Eines Tages geschah es, dass sich zwei Flammen stritten. Sie stritten so heftig, dass sie sich weigerten, weiter zu brennen. Alsdann diskutierten die anderen Flammen, wer daran schuld sei, dass es jetzt weniger Licht gab. Die Schuld wurde von einer Flamme zur anderen geschoben. Da begannen alle Flammen zu streiten, bis sich auch die letzte weigerte, weiter zu brennen. Es wurde dunkel.
Die Zeit verging. 
Eines Tages hörte man die Stimme einer Flamme: "Ich höre auf, darauf zu warten, dass eine von euch den ersten Schritt macht. Ich mache ihn selbst. Ich möchte euch ein Kompliment machen. Ich finde euer Licht wunderschön und wenn wir zusammen leuchten, erhellen wir jede Nacht. Jede von uns ist wichtig."
Sie ließ ihr Licht wieder aufflammen und nach und nach taten die anderen es ihr gleich, bis alle Flammen wieder hell erstrahlten. Sie waren so erleichtert, dass sie sich wieder verstanden! Sie erzählten sich, wie sehr sie einander und ihr Leuchten schätzten. Und mit jedem Wort erstrahlte ihr Licht noch heller. 
Eines Tages kam der Schlossherr in die Nebenkammer und betrachtete interessiert den Leuchter. "Ich werde dich in den prächtigsten Saal des Schlosses hängen lassen", murmelte er. "Du bestehst nur aus sechs Flammen, dennoch erstrahlst du heller als der größte Kronleuchter. Ab jetzt sollst du mein prächtigster Kronleuchter sein!“.

Eine Schuld jemanden anderen anzudichten ist wohl eines der gängigsten Spiele der Welt.

Unser Körper besteht aus über 50 Billionen Zellen. Von der Epigenetik wissen wir, dass jede Zelle höchst lebendig und begierig darauf ist, unseren Gedanken zu folgen. Jeder Mensch ist somit Kapitän von 50 Billionen Matrosen, die jeden Gedanken-Befehl ausführen.
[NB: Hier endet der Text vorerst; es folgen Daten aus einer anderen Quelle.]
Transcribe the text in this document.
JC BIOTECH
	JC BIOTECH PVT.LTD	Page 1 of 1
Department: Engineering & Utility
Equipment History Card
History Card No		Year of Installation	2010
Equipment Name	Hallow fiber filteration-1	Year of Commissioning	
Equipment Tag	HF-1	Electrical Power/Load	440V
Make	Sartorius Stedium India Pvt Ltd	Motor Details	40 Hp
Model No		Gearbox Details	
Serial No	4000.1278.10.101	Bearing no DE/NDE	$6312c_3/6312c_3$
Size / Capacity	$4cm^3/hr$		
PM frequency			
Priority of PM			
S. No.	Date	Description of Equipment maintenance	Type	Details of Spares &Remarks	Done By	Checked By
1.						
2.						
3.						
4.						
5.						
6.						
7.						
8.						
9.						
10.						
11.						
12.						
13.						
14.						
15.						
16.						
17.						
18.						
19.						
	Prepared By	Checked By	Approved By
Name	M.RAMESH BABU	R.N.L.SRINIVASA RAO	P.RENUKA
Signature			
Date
Wenn wir in einem Problemen verharren (im Dunkeln bleiben), anstatt nach Lösungen zu suchen (das Licht aufdrehen), geben wir unseren 50 Billionen Matrosen die Anweisung, uns schlecht zu fühlen.
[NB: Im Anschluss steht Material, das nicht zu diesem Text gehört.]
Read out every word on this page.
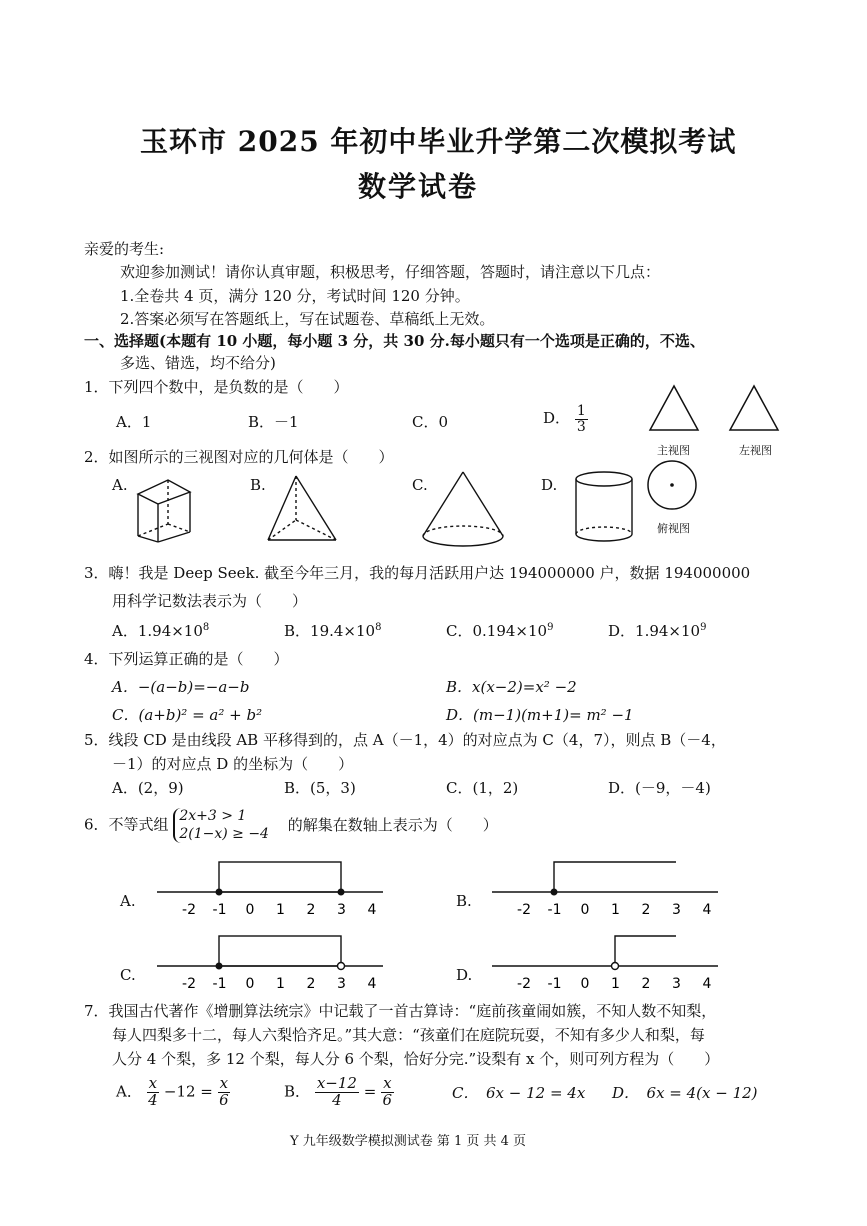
玉环市 2025 年初中毕业升学第二次模拟考试
数学试卷
亲爱的考生:
欢迎参加测试！请你认真审题，积极思考，仔细答题，答题时，请注意以下几点：
1.全卷共 4 页，满分 120 分，考试时间 120 分钟。
2.答案必须写在答题纸上，写在试题卷、草稿纸上无效。
一、选择题(本题有 10 小题，每小题 3 分，共 30 分.每小题只有一个选项是正确的，不选、
多选、错选，均不给分)
1．下列四个数中，是负数的是（　　）
A．1	B．－1	C．0	D． $\frac{1}{3}$
主视图	左视图
俯视图
2．如图所示的三视图对应的几何体是（　　）
A.	B.	C.	D.
3．嗨！我是 Deep Seek. 截至今年三月，我的每月活跃用户达 194000000 户，数据 194000000
用科学记数法表示为（　　）
A．$1.94\times 10^8$	B．$19.4\times 10^8$	C．$0.194\times 10^9$	D．$1.94\times 10^9$
4．下列运算正确的是（　　）
A．−(a−b)=−a−b	B．x(x−2)=x² −2
C．(a+b)² = a² + b²	D．(m−1)(m+1)= m² −1
5．线段 CD 是由线段 AB 平移得到的，点 A（－1，4）的对应点为 C（4，7），则点 B（－4，
－1）的对应点 D 的坐标为（　　）
A．(2，9)	B．(5，3)	C．(1，2)	D．(－9，－4)
6．不等式组 2x+3 > 1
2(1−x) ≥ −4 的解集在数轴上表示为（　　）
A.	B.
C.	D.
-2 -1 0 1 2 3 4	-2 -1 0 1 2 3 4
-2 -1 0 1 2 3 4	-2 -1 0 1 2 3 4
7．我国古代著作《增删算法统宗》中记载了一首古算诗：“庭前孩童闹如簇，不知人数不知梨，
每人四梨多十二，每人六梨恰齐足。”其大意：“孩童们在庭院玩耍，不知有多少人和梨，每
人分 4 个梨，多 12 个梨，每人分 6 个梨，恰好分完.”设梨有 x 个，则可列方程为（　　）
A． $\frac{x}{4} -12 = \frac{x}{6}$	B． $\frac{x-12}{4} = \frac{x}{6}$	C．　6x − 12 = 4x D．　6x = 4(x − 12)
Y 九年级数学模拟测试卷 第 1 页 共 4 页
Das heißt, wenn wir den ersten Schritt zur Versöhnung machen, tun wir uns selbst etwas Gutes damit. Wenn wir uns eine Veränderung wünschen, dann tun wir gut daran, selbst diese Veränderung zu zeigen. Andere Menschen können wir nicht verändern. Sie reagieren auf unsere Aktionen. Ändern wir jedoch unsere Aktion, verändert sich deren Reaktion. Verändern wir also uns selbst, so verändern wir das, was wir im Außen erleben.
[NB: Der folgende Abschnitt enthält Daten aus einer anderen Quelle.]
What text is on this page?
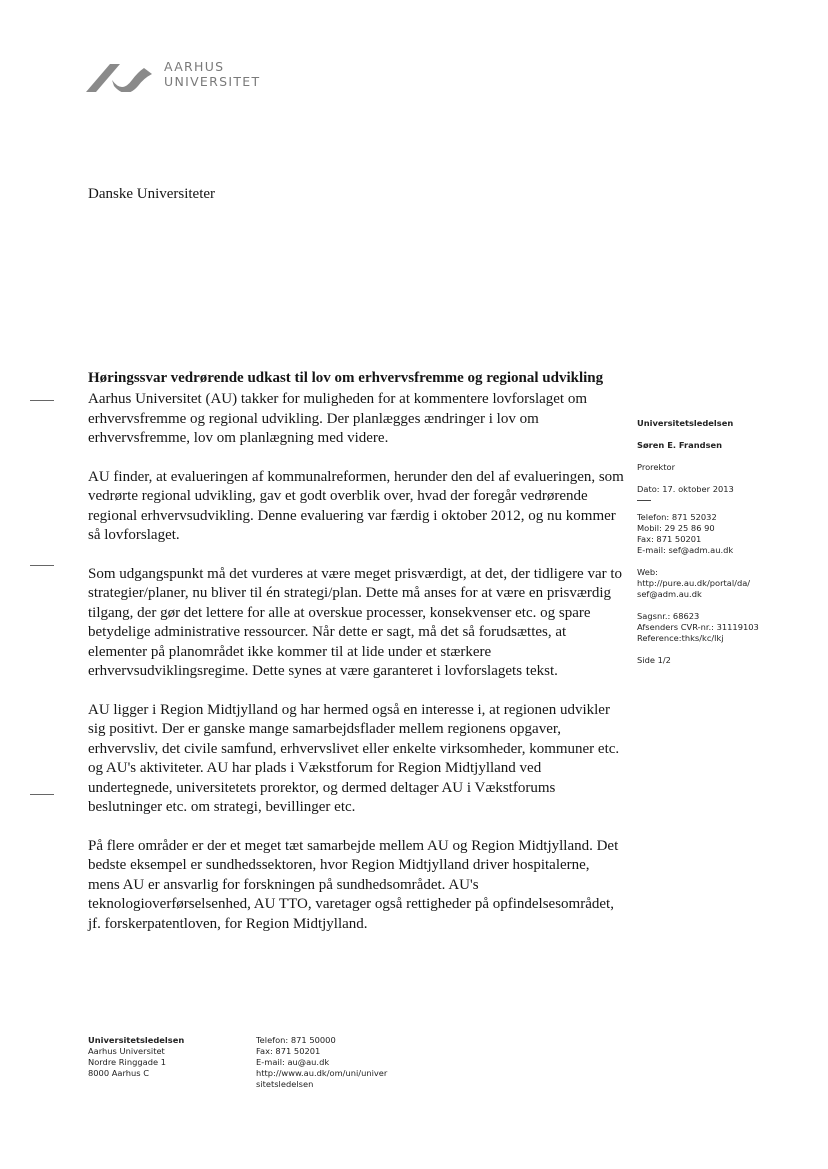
AARHUS
UNIVERSITET
Danske Universiteter
Høringssvar vedrørende udkast til lov om erhvervsfremme og regional udvikling

Aarhus Universitet (AU) takker for muligheden for at kommentere lovforslaget om erhvervsfremme og regional udvikling. Der planlægges ændringer i lov om erhvervsfremme, lov om planlægning med videre.

AU finder, at evalueringen af kommunalreformen, herunder den del af evalueringen, som vedrørte regional udvikling, gav et godt overblik over, hvad der foregår vedrørende regional erhvervsudvikling. Denne evaluering var færdig i oktober 2012, og nu kommer så lovforslaget.

Som udgangspunkt må det vurderes at være meget prisværdigt, at det, der tidligere var to strategier/planer, nu bliver til én strategi/plan. Dette må anses for at være en prisværdig tilgang, der gør det lettere for alle at overskue processer, konsekvenser etc. og spare betydelige administrative ressourcer. Når dette er sagt, må det så forudsættes, at elementer på planområdet ikke kommer til at lide under et stærkere erhvervsudviklingsregime. Dette synes at være garanteret i lovforslagets tekst.

AU ligger i Region Midtjylland og har hermed også en interesse i, at regionen udvikler sig positivt. Der er ganske mange samarbejdsflader mellem regionens opgaver, erhvervsliv, det civile samfund, erhvervslivet eller enkelte virksomheder, kommuner etc. og AU's aktiviteter. AU har plads i Vækstforum for Region Midtjylland ved undertegnede, universitetets prorektor, og dermed deltager AU i Vækstforums beslutninger etc. om strategi, bevillinger etc.

På flere områder er der et meget tæt samarbejde mellem AU og Region Midtjylland. Det bedste eksempel er sundhedssektoren, hvor Region Midtjylland driver hospitalerne, mens AU er ansvarlig for forskningen på sundhedsområdet. AU's teknologioverførselsenhed, AU TTO, varetager også rettigheder på opfindelsesområdet, jf. forskerpatentloven, for Region Midtjylland.

Universitetsledelsen
Søren E. Frandsen
Prorektor
Dato: 17. oktober 2013
Telefon: 871 52032
Mobil: 29 25 86 90
Fax: 871 50201
E-mail: sef@adm.au.dk
Web:
http://pure.au.dk/portal/da/
sef@adm.au.dk
Sagsnr.: 68623
Afsenders CVR-nr.: 31119103
Reference:thks/kc/lkj
Side 1/2
Universitetsledelsen
Aarhus Universitet
Nordre Ringgade 1
8000 Aarhus C
Telefon: 871 50000
Fax: 871 50201
E-mail: au@au.dk
http://www.au.dk/om/uni/univer
sitetsledelsen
Jemanden ein Kompliment zu machen zeigt Wertschätzung und Aufmerksamkeit und kann ein Strahlen in dessen Gesicht zaubern. Was hätten wir für eine wundervolle Welt, würden wir uns gegenseitig sagen, wie sehr wir uns freuen, dass es den anderen gibt?

Welche Veränderungen wünschen Sie sich?
Wie könnten Sie selbst der erste Schritt zu dieser Veränderung sein?
Wem könnten Sie heute ein Kompliment machen?